Sequencing Therapies for Advanced Thyroid Cancer After an NTRK Inhibitor

Lori J. Wirth, MD, discusses sequencing therapies for patients with NTRK fusion–positive advanced thyroid cancer.

Lori J. Wirth, MD, associate professor of medicine at Harvard Medical School and medical director of the Center for Head and Neck Cancers at Massachusetts General Hospital, discusses sequencing therapies for patients with NTRK fusion–positive advanced thyroid cancer.

Wirth says she would use the NTRK inhibitor larotrectinib (Vitrakvi) as first-line therapy based on its 75% objective response rate (ORR) in clinical trials. Larotrectinib received a tissue-agnostic FDA approval for solid tumors with an NTRK fusion, including in the first line if there is no satisfactory alternative treatment.

However, tumors can develop acquired resistance to NTRK inhibition, so if a patient progressed on larotrectinib, she recommends identifying the mechanism of resistance to find a clinical trial for a second-generation NTRK inhibitor that may prove effective.

Entrectinib (Rozlytrek) is another NTRK inhibitor with the same indication, but it would be less likely to be effective against a tumor that developed resistance to larotrectinib, so it should not be used as second-line therapy, according to Wirth. Another next-line option is a multikinase inhibitor such as lenvatinib (Lenvima), which has shown efficacy in radioiodine-refractory advanced thyroid cancer. However, there are no data on the use of lenvatinib in a patient with acquired resistance to larotrectinib.

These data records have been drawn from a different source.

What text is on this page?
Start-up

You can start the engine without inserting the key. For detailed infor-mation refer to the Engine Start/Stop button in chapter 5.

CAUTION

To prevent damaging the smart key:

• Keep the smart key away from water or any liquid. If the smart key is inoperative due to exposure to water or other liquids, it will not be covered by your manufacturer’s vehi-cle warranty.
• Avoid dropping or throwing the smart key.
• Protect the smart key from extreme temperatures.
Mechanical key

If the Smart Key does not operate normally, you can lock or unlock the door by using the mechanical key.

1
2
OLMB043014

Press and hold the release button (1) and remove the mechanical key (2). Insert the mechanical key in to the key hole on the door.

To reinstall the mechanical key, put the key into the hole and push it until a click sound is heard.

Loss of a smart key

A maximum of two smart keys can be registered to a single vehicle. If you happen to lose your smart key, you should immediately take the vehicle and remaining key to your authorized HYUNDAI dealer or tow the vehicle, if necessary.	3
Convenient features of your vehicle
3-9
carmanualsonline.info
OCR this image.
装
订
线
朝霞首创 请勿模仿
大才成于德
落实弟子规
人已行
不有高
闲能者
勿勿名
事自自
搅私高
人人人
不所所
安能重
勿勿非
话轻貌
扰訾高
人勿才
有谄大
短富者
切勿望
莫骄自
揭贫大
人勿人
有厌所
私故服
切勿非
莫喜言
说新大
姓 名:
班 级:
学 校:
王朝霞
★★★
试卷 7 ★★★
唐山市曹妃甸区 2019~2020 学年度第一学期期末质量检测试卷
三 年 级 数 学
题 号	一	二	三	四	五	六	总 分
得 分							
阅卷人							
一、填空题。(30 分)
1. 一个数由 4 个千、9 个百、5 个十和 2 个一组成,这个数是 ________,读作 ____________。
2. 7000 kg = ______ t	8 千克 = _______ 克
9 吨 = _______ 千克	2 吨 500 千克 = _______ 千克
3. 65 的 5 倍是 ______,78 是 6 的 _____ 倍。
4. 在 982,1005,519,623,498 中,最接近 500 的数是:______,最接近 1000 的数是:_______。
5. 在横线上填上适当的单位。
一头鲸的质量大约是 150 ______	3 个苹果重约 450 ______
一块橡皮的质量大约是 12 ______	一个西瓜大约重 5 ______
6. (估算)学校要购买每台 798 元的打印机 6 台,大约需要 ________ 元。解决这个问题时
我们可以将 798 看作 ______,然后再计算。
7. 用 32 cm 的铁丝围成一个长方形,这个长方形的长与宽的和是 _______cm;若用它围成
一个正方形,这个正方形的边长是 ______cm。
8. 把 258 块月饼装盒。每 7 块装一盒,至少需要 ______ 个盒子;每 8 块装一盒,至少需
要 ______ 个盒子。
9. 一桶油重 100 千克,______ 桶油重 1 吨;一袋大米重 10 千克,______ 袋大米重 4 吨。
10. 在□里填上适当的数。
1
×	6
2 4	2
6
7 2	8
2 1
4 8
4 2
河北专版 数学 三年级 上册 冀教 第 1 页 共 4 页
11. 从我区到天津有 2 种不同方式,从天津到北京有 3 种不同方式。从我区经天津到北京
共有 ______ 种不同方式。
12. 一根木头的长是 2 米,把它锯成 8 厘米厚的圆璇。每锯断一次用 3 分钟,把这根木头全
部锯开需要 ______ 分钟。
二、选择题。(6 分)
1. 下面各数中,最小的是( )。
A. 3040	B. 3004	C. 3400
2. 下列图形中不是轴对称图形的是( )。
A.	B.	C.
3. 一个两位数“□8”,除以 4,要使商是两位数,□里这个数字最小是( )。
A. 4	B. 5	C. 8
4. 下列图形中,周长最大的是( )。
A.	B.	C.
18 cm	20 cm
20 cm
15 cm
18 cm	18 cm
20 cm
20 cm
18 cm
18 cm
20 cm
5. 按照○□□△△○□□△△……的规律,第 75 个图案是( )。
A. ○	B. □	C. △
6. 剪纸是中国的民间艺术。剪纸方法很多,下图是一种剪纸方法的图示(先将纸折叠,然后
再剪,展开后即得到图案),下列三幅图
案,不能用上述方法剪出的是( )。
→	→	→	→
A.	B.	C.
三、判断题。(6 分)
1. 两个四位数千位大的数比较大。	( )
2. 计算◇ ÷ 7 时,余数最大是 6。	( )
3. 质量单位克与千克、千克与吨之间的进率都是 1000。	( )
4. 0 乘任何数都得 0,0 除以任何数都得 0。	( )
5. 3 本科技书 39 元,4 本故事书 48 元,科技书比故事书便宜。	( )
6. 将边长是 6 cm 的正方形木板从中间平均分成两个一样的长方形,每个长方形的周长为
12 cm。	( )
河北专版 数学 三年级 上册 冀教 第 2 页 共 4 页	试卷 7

0:08 | For patients with NTRK fusion–positive advanced thyroid cancer, generally, I do use larotrectinib in the first line because of the high ORR and very good tolerability. We do know that patients can develop acquired resistance—so they can respond beautifully, but then ultimately begin to develop progression. In patients with acquired resistance, we biopsy the lesion that's growing and do genotyping to see if we can identify the mechanism of acquired resistance. If we have a clinical trial that the patient can enroll on, then we would favor participation in clinical trials because there are second-generation NTRK inhibitors that are being studied now, in the phase 1/phase 2 setting.

If, however, a clinical trial option isn't available, then, in general, I wouldn't turn to another first-generation NTRK inhibitor like entrectinib because we think that the mechanisms of acquired resistance will mean that you can't cross over from larotrectinib to entrectinib and expect any activity with the other drug or vice versa. I think switching over to entrectinib is off the table. But certainly, if a patient is otherwise a candidate for a multikinase inhibitor, I think that that's a reasonable thing to try. I just don't know that we have much data yet on how likely it is that a patient with acquired resistance on larotrectinib would respond to a multikinase inhibitor like lenvatinib, but I'd certainly give lenvatinib a try.